April 17th Options Now Available For Welltower (WELL)

WELL
Futures & OptionsDerivatives & VolatilityMarket Technicals & FlowsInvestor Sentiment & PositioningHousing & Real EstateCompany Fundamentals
April 17th Options Now Available For Welltower (WELL)

Welltower (WELL) is highlighted with two option strategies: a sell-to-open $185 put (bid $1.60) which nets a cost basis of $183.40 versus the current share price of $197.53, is ~6% out-of-the-money, carries a 75% probability of expiring worthless and would yield 0.86% (4.79% annualized) if it does. On the call side, a covered call at the $200 strike (bid $4.80) is ~1% out-of-the-money; if called at the April 17 expiration it produces a 3.68% total return (2.43% premium if it expires worthless, or 13.45% annualized) with a 51% probability of expiring worthless. Implied volatilities are 27% (put) and 22% (call) versus a 12-month trailing volatility of 21%, framing these as income-oriented, modest-return option trades rather than market-moving events.

Analysis

Market structure: The option quotes favor income strategies — sellers of the WELL Apr17 $185 put can synthetically acquire WELL at $183.40 (2.1% below current price) while covered-call sellers can pocket a 2.43% near-term premium on the $200 call. The put implied vol (27%) > call vol (22%) and realized ttm vol (21%), signalling a downside skew: market participants are demanding more protection than symmetric upside exposure, which benefits volatility sellers and downside-hedge providers. Risk assessment: Key tail risks are a >200bp sovereign/corporate rate spike (can compress REIT multiples 10–25% within 1–3 months), operator/occupancy shocks in senior-housing tenants, or adverse Medicare/regulatory moves ahead of earnings. Near-term (days-weeks) outcomes are dominated by theta decay and IV moves; medium-term (1–3 months) by Fed guidance and CPI prints; long-term (quarters) by occupancy, rent resets and balance-sheet refinancing needs. Hidden dependencies include leverage schedule and tenant concentration in WELL’s portfolio — a single large operator distress could move fundamentals more than IV implies. Trade implications: For tactical income, prefer defined-risk structures: sell cash‑secured Apr17 WELL $185 puts (collect $1.60) sized 1–3% NAV if willing to own at $183.40; alternatively buy 1–2% stock and sell Apr17 $200 calls to capture 2.43% yield-boost. If worried about tail risk, implement collars (buy Apr17 $190 puts, fund with $200 call sale) or sell put credit spreads instead of naked puts to cap assignment risk. Pair idea: long WELL vs short VTR (Ventas) 1:1 if you expect idiosyncratic balance-sheet resilience; size modestly and hedge sector rate exposure with shorter-duration fixed income.

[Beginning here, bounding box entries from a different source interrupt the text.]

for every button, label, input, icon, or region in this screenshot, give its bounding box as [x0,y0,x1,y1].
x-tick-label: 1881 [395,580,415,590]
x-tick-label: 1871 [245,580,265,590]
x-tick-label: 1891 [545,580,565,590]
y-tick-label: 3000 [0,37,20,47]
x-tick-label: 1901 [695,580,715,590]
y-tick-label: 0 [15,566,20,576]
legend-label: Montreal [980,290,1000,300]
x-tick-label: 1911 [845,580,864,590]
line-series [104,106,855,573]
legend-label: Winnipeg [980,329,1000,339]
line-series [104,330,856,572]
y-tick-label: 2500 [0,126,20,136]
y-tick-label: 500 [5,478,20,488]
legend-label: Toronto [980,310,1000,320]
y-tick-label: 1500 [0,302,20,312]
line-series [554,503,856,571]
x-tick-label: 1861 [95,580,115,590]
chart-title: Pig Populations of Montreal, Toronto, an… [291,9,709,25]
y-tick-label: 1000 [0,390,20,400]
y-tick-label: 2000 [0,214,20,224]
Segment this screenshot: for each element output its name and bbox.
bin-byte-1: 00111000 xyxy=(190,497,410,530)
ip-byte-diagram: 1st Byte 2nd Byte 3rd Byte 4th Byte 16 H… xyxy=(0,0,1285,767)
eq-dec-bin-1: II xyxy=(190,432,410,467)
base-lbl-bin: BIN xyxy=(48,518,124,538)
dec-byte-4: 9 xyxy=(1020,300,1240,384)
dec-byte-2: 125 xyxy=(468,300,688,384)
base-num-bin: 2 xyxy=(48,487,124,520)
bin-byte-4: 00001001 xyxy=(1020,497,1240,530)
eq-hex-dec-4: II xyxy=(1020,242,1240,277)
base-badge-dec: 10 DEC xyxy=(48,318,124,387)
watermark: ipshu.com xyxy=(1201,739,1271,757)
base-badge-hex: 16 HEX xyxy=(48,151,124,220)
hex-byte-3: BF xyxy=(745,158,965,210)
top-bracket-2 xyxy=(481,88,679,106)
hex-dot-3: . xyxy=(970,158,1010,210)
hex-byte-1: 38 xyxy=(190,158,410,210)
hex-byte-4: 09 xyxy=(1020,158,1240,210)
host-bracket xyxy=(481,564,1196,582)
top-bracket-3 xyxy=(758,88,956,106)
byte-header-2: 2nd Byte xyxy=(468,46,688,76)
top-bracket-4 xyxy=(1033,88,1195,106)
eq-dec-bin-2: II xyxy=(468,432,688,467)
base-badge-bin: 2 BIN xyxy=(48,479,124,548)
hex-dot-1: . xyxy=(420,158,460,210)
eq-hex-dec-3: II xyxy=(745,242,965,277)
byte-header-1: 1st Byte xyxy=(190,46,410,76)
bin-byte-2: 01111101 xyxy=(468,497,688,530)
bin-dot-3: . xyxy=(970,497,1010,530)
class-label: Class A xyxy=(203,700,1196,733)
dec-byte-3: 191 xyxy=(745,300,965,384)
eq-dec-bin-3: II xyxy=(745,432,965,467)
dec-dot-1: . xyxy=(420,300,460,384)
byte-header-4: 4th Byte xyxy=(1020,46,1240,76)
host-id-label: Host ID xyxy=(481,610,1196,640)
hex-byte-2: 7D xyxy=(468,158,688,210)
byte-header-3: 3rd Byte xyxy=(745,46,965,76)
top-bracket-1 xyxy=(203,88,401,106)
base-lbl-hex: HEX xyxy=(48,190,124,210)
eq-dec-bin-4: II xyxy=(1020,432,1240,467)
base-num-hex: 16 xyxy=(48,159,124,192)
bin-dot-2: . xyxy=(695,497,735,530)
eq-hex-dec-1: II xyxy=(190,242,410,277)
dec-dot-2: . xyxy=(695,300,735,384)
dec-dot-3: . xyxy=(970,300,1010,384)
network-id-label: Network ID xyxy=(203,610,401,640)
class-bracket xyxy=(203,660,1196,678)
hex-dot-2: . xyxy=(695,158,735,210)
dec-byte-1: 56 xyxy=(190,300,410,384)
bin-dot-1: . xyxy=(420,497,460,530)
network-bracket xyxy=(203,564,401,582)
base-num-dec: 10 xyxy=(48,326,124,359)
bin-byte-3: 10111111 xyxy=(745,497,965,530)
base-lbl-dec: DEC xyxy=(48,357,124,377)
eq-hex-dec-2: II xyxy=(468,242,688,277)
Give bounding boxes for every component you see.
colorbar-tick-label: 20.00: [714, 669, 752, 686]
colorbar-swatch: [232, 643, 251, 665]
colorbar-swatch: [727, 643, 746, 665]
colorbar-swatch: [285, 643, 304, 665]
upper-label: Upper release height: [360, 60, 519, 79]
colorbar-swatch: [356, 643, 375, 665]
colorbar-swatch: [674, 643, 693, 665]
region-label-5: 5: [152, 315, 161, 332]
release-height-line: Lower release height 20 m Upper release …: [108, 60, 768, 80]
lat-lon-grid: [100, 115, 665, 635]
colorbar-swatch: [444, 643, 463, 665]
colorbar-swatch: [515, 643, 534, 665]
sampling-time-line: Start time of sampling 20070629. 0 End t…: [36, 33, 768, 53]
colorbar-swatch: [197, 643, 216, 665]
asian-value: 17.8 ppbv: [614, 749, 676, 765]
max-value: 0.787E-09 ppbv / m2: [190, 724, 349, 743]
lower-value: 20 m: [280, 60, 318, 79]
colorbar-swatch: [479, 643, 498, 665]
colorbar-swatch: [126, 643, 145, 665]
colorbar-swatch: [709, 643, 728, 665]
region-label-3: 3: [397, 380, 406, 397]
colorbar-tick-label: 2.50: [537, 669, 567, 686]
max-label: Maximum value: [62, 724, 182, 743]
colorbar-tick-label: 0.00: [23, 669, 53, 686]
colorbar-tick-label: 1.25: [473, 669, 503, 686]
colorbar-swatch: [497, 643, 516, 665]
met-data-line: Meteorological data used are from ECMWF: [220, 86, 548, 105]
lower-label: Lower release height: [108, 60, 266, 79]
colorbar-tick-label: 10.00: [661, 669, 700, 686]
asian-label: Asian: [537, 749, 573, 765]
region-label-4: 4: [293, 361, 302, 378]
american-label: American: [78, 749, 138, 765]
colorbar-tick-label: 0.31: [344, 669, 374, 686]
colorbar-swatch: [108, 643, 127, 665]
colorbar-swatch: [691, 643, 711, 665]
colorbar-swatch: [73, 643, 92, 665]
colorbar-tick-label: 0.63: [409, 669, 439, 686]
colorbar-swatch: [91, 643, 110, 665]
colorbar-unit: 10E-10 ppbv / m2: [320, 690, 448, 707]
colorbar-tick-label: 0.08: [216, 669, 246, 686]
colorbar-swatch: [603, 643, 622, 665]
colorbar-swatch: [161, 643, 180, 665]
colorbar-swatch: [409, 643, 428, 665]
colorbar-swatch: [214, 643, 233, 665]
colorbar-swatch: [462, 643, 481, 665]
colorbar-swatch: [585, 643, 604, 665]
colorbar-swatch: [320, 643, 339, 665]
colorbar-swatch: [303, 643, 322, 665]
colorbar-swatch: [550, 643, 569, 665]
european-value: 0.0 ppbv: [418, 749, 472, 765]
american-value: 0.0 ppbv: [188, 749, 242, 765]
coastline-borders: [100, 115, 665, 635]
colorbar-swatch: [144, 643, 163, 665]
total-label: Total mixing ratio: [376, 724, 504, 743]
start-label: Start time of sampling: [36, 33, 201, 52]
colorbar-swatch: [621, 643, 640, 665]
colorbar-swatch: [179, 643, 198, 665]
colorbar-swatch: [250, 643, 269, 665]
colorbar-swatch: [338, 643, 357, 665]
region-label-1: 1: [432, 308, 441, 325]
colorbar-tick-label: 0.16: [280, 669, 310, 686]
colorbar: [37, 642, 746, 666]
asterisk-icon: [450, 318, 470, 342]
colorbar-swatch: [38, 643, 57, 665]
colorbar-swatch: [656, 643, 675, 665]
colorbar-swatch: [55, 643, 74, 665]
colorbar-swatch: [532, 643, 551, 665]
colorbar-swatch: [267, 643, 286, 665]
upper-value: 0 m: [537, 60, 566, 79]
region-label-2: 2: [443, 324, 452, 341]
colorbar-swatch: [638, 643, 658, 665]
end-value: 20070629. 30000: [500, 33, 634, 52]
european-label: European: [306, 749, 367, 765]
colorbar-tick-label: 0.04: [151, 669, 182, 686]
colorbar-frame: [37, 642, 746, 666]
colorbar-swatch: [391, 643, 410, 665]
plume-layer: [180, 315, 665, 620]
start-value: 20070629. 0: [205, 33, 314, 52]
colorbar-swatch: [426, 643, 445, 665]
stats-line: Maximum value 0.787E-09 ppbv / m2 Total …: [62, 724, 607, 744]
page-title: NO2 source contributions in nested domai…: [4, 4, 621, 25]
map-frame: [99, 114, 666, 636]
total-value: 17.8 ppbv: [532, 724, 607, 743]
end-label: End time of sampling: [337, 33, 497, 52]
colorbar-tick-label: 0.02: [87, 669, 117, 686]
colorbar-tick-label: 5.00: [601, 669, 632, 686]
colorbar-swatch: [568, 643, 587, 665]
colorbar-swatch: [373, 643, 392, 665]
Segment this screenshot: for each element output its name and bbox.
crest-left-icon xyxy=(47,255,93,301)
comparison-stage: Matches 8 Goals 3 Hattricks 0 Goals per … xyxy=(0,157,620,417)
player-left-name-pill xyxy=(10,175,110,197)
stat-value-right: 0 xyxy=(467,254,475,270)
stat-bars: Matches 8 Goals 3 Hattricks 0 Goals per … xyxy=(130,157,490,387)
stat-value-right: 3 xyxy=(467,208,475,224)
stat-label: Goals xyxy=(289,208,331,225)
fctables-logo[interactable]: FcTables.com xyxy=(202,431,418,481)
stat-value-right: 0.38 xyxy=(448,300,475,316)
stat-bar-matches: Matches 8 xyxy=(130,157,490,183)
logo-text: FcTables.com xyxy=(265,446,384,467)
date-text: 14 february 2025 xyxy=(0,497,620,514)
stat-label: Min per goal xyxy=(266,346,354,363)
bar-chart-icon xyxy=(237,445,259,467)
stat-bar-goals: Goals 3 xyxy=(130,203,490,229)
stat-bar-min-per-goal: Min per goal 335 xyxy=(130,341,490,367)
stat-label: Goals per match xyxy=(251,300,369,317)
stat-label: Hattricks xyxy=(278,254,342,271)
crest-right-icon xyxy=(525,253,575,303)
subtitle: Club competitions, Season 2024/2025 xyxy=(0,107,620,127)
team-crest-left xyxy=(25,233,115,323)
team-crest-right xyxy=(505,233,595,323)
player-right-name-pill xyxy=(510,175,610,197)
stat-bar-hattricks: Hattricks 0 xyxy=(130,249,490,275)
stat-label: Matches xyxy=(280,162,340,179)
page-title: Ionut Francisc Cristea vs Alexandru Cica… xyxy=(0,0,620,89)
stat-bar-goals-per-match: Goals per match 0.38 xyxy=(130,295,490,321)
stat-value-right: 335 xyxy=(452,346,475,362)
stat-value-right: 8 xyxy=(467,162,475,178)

Contrarian angle: The market may be overpricing downside — IV skew (27% vs 21% realized) implies ~30% relative overcharge for puts; therefore structured short-vol (put spreads or covered-call overlays) can harvest premium if macro stabilizes. Be wary: assignment liquidity and concentrated tenant risk are underappreciated, so avoid naked short-vol beyond a few percent of NAV and set hard stops (e.g., close if WELL trades <170 or IV >35%). Historical parallels (rate shock compressions) show rapid mean reversion once rates normalize, creating 10–20% upside if you buy yield while protecting downside.